The parliamentary institution is one of which the English-speaking peoples of the world are very proud. When Sir Winston Churchill, as Prime Minister of England, was asked his opinion of parliamentary government he said that it was the worst form of government except for every other form of government that had ever been tried. Yet I see provisions in this bill which reveal a lack of confidence in the parliamentary institution. This is our point of difference with the Government.

Under this bill a public servant has a great and grave responsibility thrust upon him. A deputy chairman of the Tariff Board must make a decision which, for good or ill, will affect the livelihood and fortunes of many thousands of Australians. The Minister for Trade said quite plainly in his second-reading speech that as industries in Australia developed and consolidated they would require less protection. I do not know whether that means that the Tariff Board will receive a ministerial hint that, where required by this Government, there should be a substantial reduction of protection to small industries.

I have little doubt that the big and powerful industries of Australia are not particularly afraid of what the Government can do but I am bearing in mind the existence of a number of small industries. I doubt whether they could obtain ministerial intervention if they needed it. I know that some of them have not been able to obtain such intervention when they have badly needed -it in the past. I refer once again to the cane furniture manufacturers of Australia. The Government is abrogating its powers and delegating them to an individual who is not responsible to the people.

In defence of this action, it is not good enough to plead that this provision of the bill is necessary because the House is sometimes in recess when speedy action is required. The nations which signed the General Agreement on Tariffs and Trade conceded a power to the Government which it now seeks to abrogate and delegate.
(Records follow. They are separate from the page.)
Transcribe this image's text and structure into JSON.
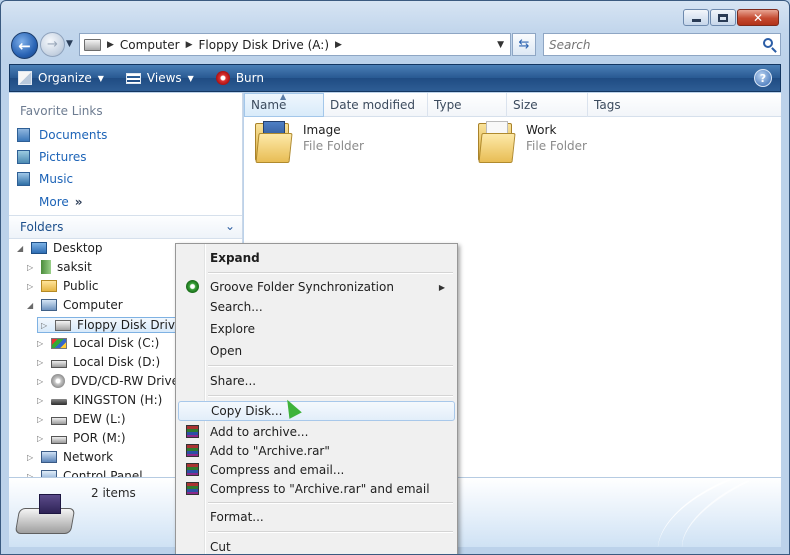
{
  "address": {
    "crumbs": [
      "Computer",
      "Floppy Disk Drive (A:)"
    ]
  },
  "search": {
    "placeholder": "Search"
  },
  "toolbar": {
    "organize": "Organize",
    "views": "Views",
    "burn": "Burn",
    "help": "?"
  },
  "nav": {
    "favorites_title": "Favorite Links",
    "favorites": [
      "Documents",
      "Pictures",
      "Music"
    ],
    "more": "More",
    "folders_title": "Folders",
    "tree": [
      "Desktop",
      "saksit",
      "Public",
      "Computer",
      "Floppy Disk Drive (A:)",
      "Local Disk (C:)",
      "Local Disk (D:)",
      "DVD/CD-RW Drive (E:)",
      "KINGSTON (H:)",
      "DEW (L:)",
      "POR (M:)",
      "Network",
      "Control Panel"
    ]
  },
  "columns": [
    "Name",
    "Date modified",
    "Type",
    "Size",
    "Tags"
  ],
  "files": [
    {
      "name": "Image",
      "type": "File Folder"
    },
    {
      "name": "Work",
      "type": "File Folder"
    }
  ],
  "details": {
    "count": "2 items"
  },
  "context_menu": {
    "expand": "Expand",
    "groove": "Groove Folder Synchronization",
    "search": "Search...",
    "explore": "Explore",
    "open": "Open",
    "share": "Share...",
    "copy_disk": "Copy Disk...",
    "add_archive": "Add to archive...",
    "add_archive_rar": "Add to \"Archive.rar\"",
    "compress_email": "Compress and email...",
    "compress_rar_email": "Compress to \"Archive.rar\" and email",
    "format": "Format...",
    "cut": "Cut"
  },
  "colors": {
    "accent": "#1c63b7",
    "toolbar": "#285992",
    "cursor": "#3eb33a"
  }
}
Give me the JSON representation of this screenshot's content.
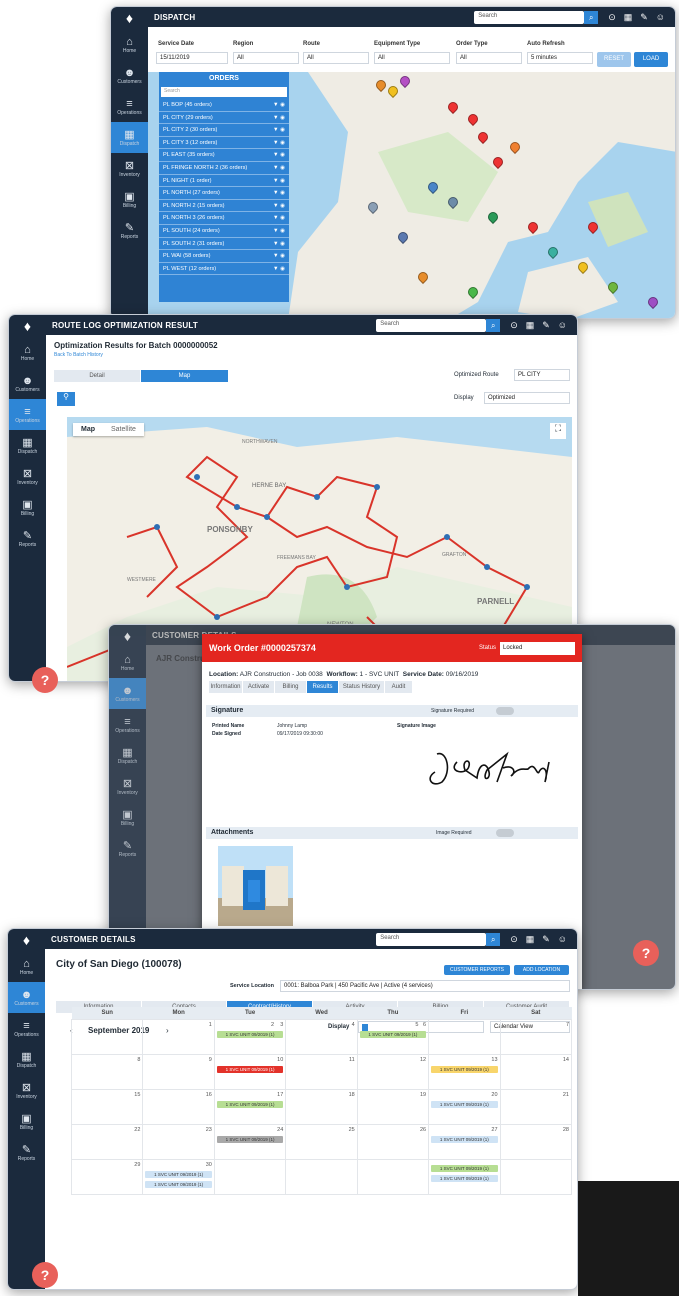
{
  "sidebar": {
    "logo": "♦",
    "items": [
      {
        "glyph": "⌂",
        "label": "Home"
      },
      {
        "glyph": "☻",
        "label": "Customers"
      },
      {
        "glyph": "≡",
        "label": "Operations"
      },
      {
        "glyph": "▦",
        "label": "Dispatch"
      },
      {
        "glyph": "⊠",
        "label": "Inventory"
      },
      {
        "glyph": "▣",
        "label": "Billing"
      },
      {
        "glyph": "✎",
        "label": "Reports"
      }
    ]
  },
  "topbar_icons": [
    "⊙",
    "▦",
    "✎",
    "☺"
  ],
  "dispatch": {
    "title": "DISPATCH",
    "search_placeholder": "Search",
    "filters": {
      "service_date_label": "Service Date",
      "service_date": "15/11/2019",
      "region_label": "Region",
      "region": "All",
      "route_label": "Route",
      "route": "All",
      "equipment_label": "Equipment Type",
      "equipment": "All",
      "order_type_label": "Order Type",
      "order_type": "All",
      "auto_refresh_label": "Auto Refresh",
      "auto_refresh": "5 minutes"
    },
    "reset_label": "RESET",
    "load_label": "LOAD",
    "orders_title": "ORDERS",
    "orders_search": "Search",
    "orders": [
      "PL BOP (45 orders)",
      "PL CITY (29 orders)",
      "PL CITY 2 (30 orders)",
      "PL CITY 3 (12 orders)",
      "PL EAST (35 orders)",
      "PL FRINGE NORTH 2 (36 orders)",
      "PL NIGHT (1 order)",
      "PL NORTH (27 orders)",
      "PL NORTH 2 (15 orders)",
      "PL NORTH 3 (26 orders)",
      "PL SOUTH (24 orders)",
      "PL SOUTH 2 (31 orders)",
      "PL WAI (58 orders)",
      "PL WEST (12 orders)"
    ]
  },
  "route_log": {
    "title": "ROUTE LOG OPTIMIZATION RESULT",
    "search_placeholder": "Search",
    "heading": "Optimization Results for Batch 0000000052",
    "back_link": "Back To Batch History",
    "tab_detail": "Detail",
    "tab_map": "Map",
    "optimized_route_label": "Optimized Route",
    "optimized_route": "PL CITY",
    "display_label": "Display",
    "display_value": "Optimized",
    "map_tab": "Map",
    "satellite_tab": "Satellite",
    "map_places": [
      "NORTHWAVEN",
      "HERNE BAY",
      "PONSONBY",
      "WESTMERE",
      "NEWTON",
      "PARNELL",
      "FREEMANS BAY",
      "GRAFTON"
    ]
  },
  "work_order": {
    "bg_title": "CUSTOMER DETAILS",
    "bg_customer": "AJR Constru",
    "title": "Work Order #0000257374",
    "status_label": "Status",
    "status_value": "Locked",
    "location_label": "Location:",
    "location": "AJR Construction - Job 0038",
    "workflow_label": "Workflow:",
    "workflow": "1 - SVC UNIT",
    "service_date_label": "Service Date:",
    "service_date": "09/16/2019",
    "tabs": [
      "Information",
      "Activate",
      "Billing",
      "Results",
      "Status History",
      "Audit"
    ],
    "signature_heading": "Signature",
    "signature_required": "Signature Required",
    "printed_name_label": "Printed Name",
    "printed_name": "Johnny Lamp",
    "date_signed_label": "Date Signed",
    "date_signed": "09/17/2019 09:30:00",
    "signature_image_label": "Signature Image",
    "attachments_heading": "Attachments",
    "image_required": "Image Required"
  },
  "customer": {
    "title": "CUSTOMER DETAILS",
    "search_placeholder": "Search",
    "name": "City of San Diego (100078)",
    "customer_reports_label": "CUSTOMER REPORTS",
    "add_location_label": "ADD LOCATION",
    "service_location_label": "Service Location",
    "service_location": "0001: Balboa Park | 450 Pacific Ave | Active (4 services)",
    "tabs": [
      "Information",
      "Contacts",
      "Contract/History",
      "Activity",
      "Billing",
      "Customer Audit"
    ],
    "month": "September 2019",
    "display_label": "Display",
    "calendar_view": "Calendar View",
    "weekdays": [
      "Sun",
      "Mon",
      "Tue",
      "Wed",
      "Thu",
      "Fri",
      "Sat"
    ],
    "weeks": [
      [
        "",
        "",
        "2",
        "3",
        "4",
        "5",
        "6",
        "7"
      ],
      [
        "8",
        "9",
        "10",
        "11",
        "12",
        "13",
        "14"
      ],
      [
        "15",
        "16",
        "17",
        "18",
        "19",
        "20",
        "21"
      ],
      [
        "22",
        "23",
        "24",
        "25",
        "26",
        "27",
        "28"
      ],
      [
        "29",
        "30",
        "",
        "",
        "",
        "",
        ""
      ]
    ],
    "event_label": "1 SVC UNIT 09/2019 (1)"
  },
  "help_glyph": "?",
  "colors": {
    "sidebar": "#1b2a3d",
    "accent": "#2e86d6",
    "work_order_header": "#e32620",
    "help": "#e8605a"
  }
}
On this side of the House, we deprecate and condemn this particular provision of the bill. The General Agreement on Tariffs and Trade concedes the right to the Government, if it feels that an Australian industry is in danger, to impose forthwith quantitative restrictions or even a prohibition, on imports, pending a Tariff Board inquiry. This quite plainly means that even if the House is in recess, provided that the Minister has the courage to act, no Australian industry of merit need fear for its safety when faced by unfair overseas competition.
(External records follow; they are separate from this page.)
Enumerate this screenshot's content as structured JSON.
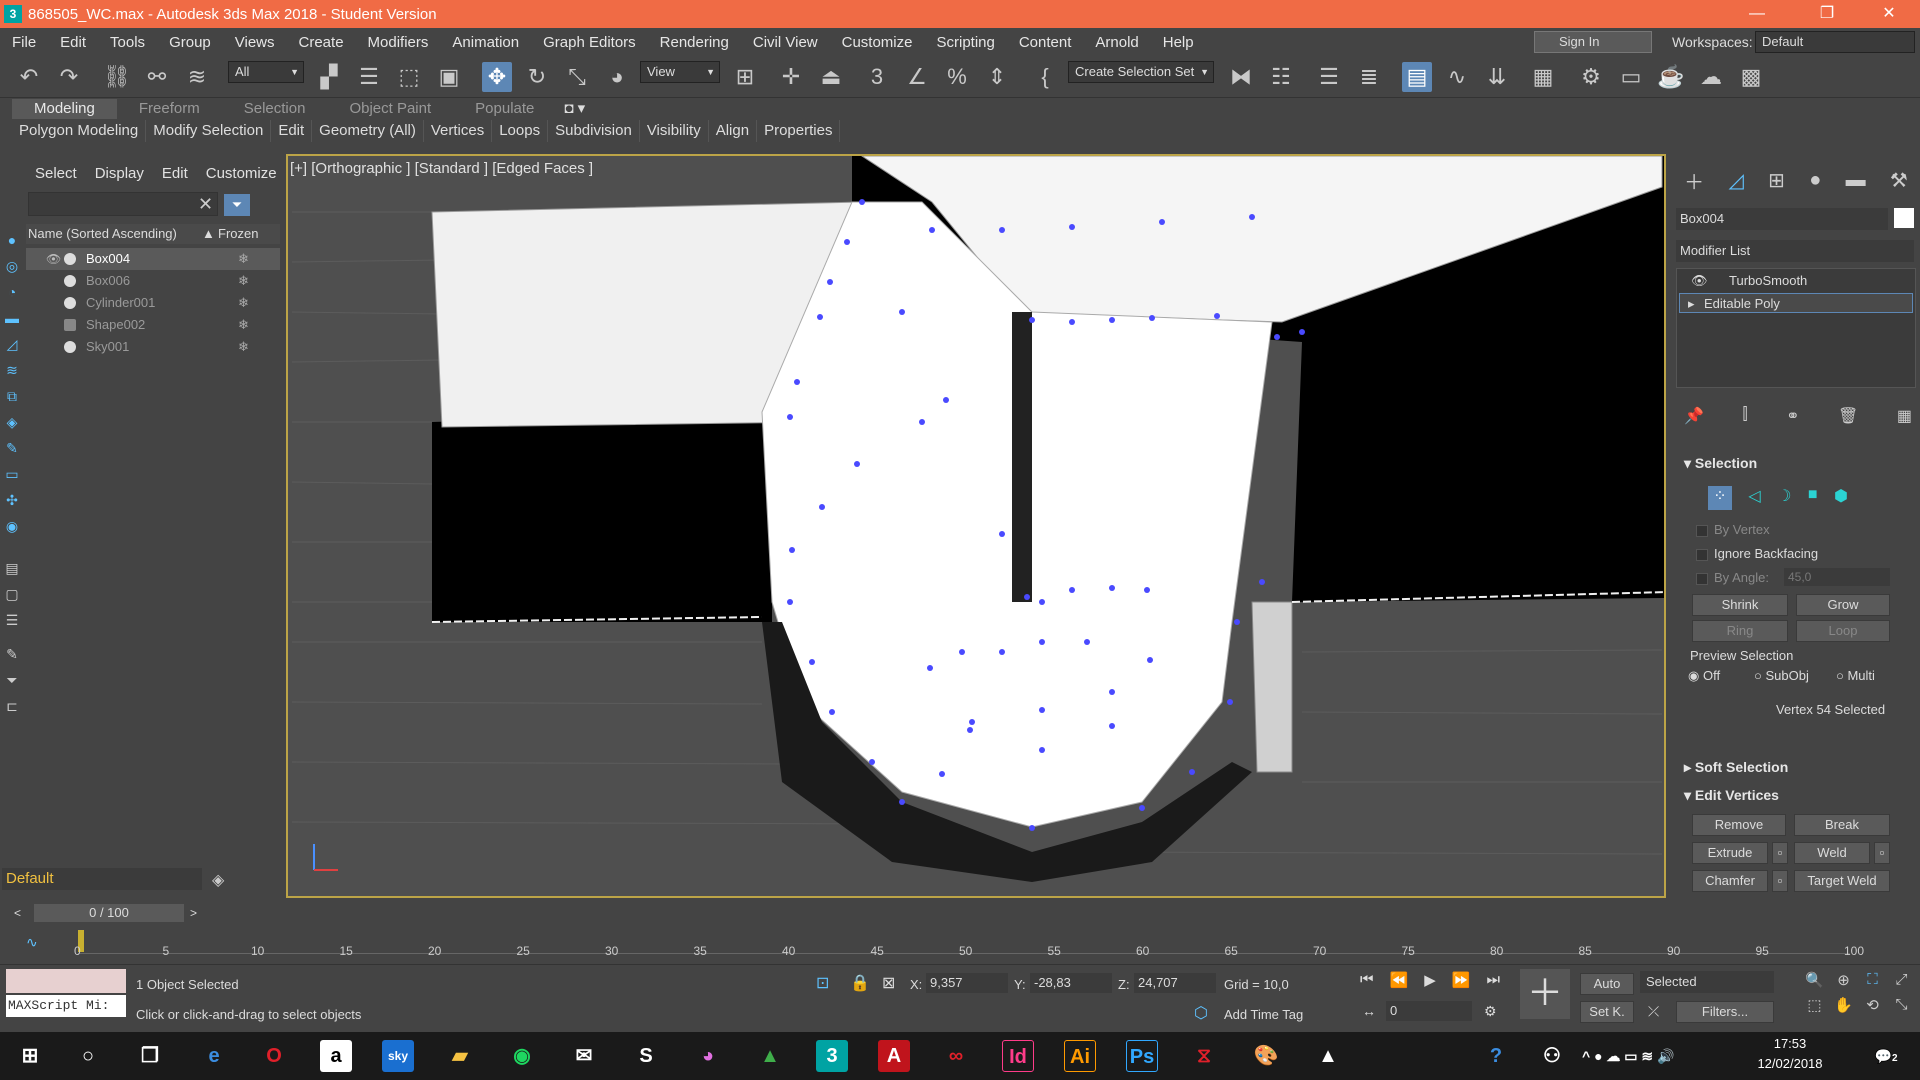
{
  "window": {
    "app_icon": "3",
    "title": "868505_WC.max - Autodesk 3ds Max 2018 - Student Version",
    "minimize": "—",
    "maximize": "❐",
    "close": "✕"
  },
  "menu": [
    "File",
    "Edit",
    "Tools",
    "Group",
    "Views",
    "Create",
    "Modifiers",
    "Animation",
    "Graph Editors",
    "Rendering",
    "Civil View",
    "Customize",
    "Scripting",
    "Content",
    "Arnold",
    "Help"
  ],
  "account": {
    "signin": "Sign In",
    "workspaces_label": "Workspaces:",
    "workspace": "Default"
  },
  "toolbar": {
    "filter": "All",
    "ref_coord": "View",
    "selection_set": "Create Selection Set"
  },
  "ribbon_tabs": [
    "Modeling",
    "Freeform",
    "Selection",
    "Object Paint",
    "Populate"
  ],
  "ribbon_items": [
    "Polygon Modeling",
    "Modify Selection",
    "Edit",
    "Geometry (All)",
    "Vertices",
    "Loops",
    "Subdivision",
    "Visibility",
    "Align",
    "Properties"
  ],
  "scene_explorer": {
    "tabs": [
      "Select",
      "Display",
      "Edit",
      "Customize"
    ],
    "col_name": "Name (Sorted Ascending)",
    "col_frozen": "Frozen",
    "sort_arrow": "▲",
    "items": [
      {
        "name": "Box004"
      },
      {
        "name": "Box006"
      },
      {
        "name": "Cylinder001"
      },
      {
        "name": "Shape002"
      },
      {
        "name": "Sky001"
      }
    ]
  },
  "layer": "Default",
  "viewport": {
    "label": "[+] [Orthographic ] [Standard ] [Edged Faces ]"
  },
  "command_panel": {
    "object_name": "Box004",
    "modifier_list": "Modifier List",
    "modifiers": [
      "TurboSmooth",
      "Editable Poly"
    ],
    "selection": {
      "title": "Selection",
      "by_vertex": "By Vertex",
      "ignore_backfacing": "Ignore Backfacing",
      "by_angle": "By Angle:",
      "angle": "45,0",
      "shrink": "Shrink",
      "grow": "Grow",
      "ring": "Ring",
      "loop": "Loop",
      "preview": "Preview Selection",
      "off": "Off",
      "subobj": "SubObj",
      "multi": "Multi",
      "status": "Vertex 54 Selected"
    },
    "soft_selection": "Soft Selection",
    "edit_vertices": {
      "title": "Edit Vertices",
      "remove": "Remove",
      "break": "Break",
      "extrude": "Extrude",
      "weld": "Weld",
      "chamfer": "Chamfer",
      "target_weld": "Target Weld"
    }
  },
  "timeline": {
    "frame": "0 / 100",
    "ticks": [
      "0",
      "5",
      "10",
      "15",
      "20",
      "25",
      "30",
      "35",
      "40",
      "45",
      "50",
      "55",
      "60",
      "65",
      "70",
      "75",
      "80",
      "85",
      "90",
      "95",
      "100"
    ]
  },
  "status": {
    "objects": "1 Object Selected",
    "prompt": "Click or click-and-drag to select objects",
    "maxscript": "MAXScript Mi:",
    "x_label": "X:",
    "x": "9,357",
    "y_label": "Y:",
    "y": "-28,83",
    "z_label": "Z:",
    "z": "24,707",
    "grid": "Grid = 10,0",
    "add_time_tag": "Add Time Tag",
    "auto": "Auto",
    "setk": "Set K.",
    "key_mode": "Selected",
    "filters": "Filters...",
    "frame_field": "0"
  },
  "taskbar": {
    "time": "17:53",
    "date": "12/02/2018",
    "notif": "2"
  }
}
It may be necessary for me to remind the House that there are countries which are highly industrialized and not very far away from Australia in which wages are only one-sixth of those paid in Australia. As a consequence, it is fundamentally necessary that Australian industry should have the right to secure rapid and proper protection from the goods produced in those countries. Accordingly, we of the Australian Labour Party say that we oppose bitterly the clause in which the Government sheds responsibility like an unwanted garment and throws it upon the willing but perhaps narrow shoulders of one of our loyal public servants.

We oppose this clause because, as students of parliamentary history, we recall the struggle of the English people to wrest despotic powers from the hands of monarchs, many of whom they otherwise loved and revered. It is not quite 300 years since the English Parliament achieved victory in this struggle.

We are informed by the Minister that the Parliament of the United Kingdom has taken this step which he now proposes. He does not tell us why. He gives no account of the reasons which prompted this step. We do not know the circumstances and, until we do, we cannot weigh the factors which were involved.

Mr. Deputy Speaker,we are painfully aware that the Government is made up of a pot-pourri of free traders and semiprotectionists. In fact, it is not long since one of its members proclaimed in this House that they were all free traders. Like the wise counsellor within the walls of Troy when it was beseiged by the Greeks, and when I contemplate the Government's proposal, I say that I fear the Greeks most when they bring gifts.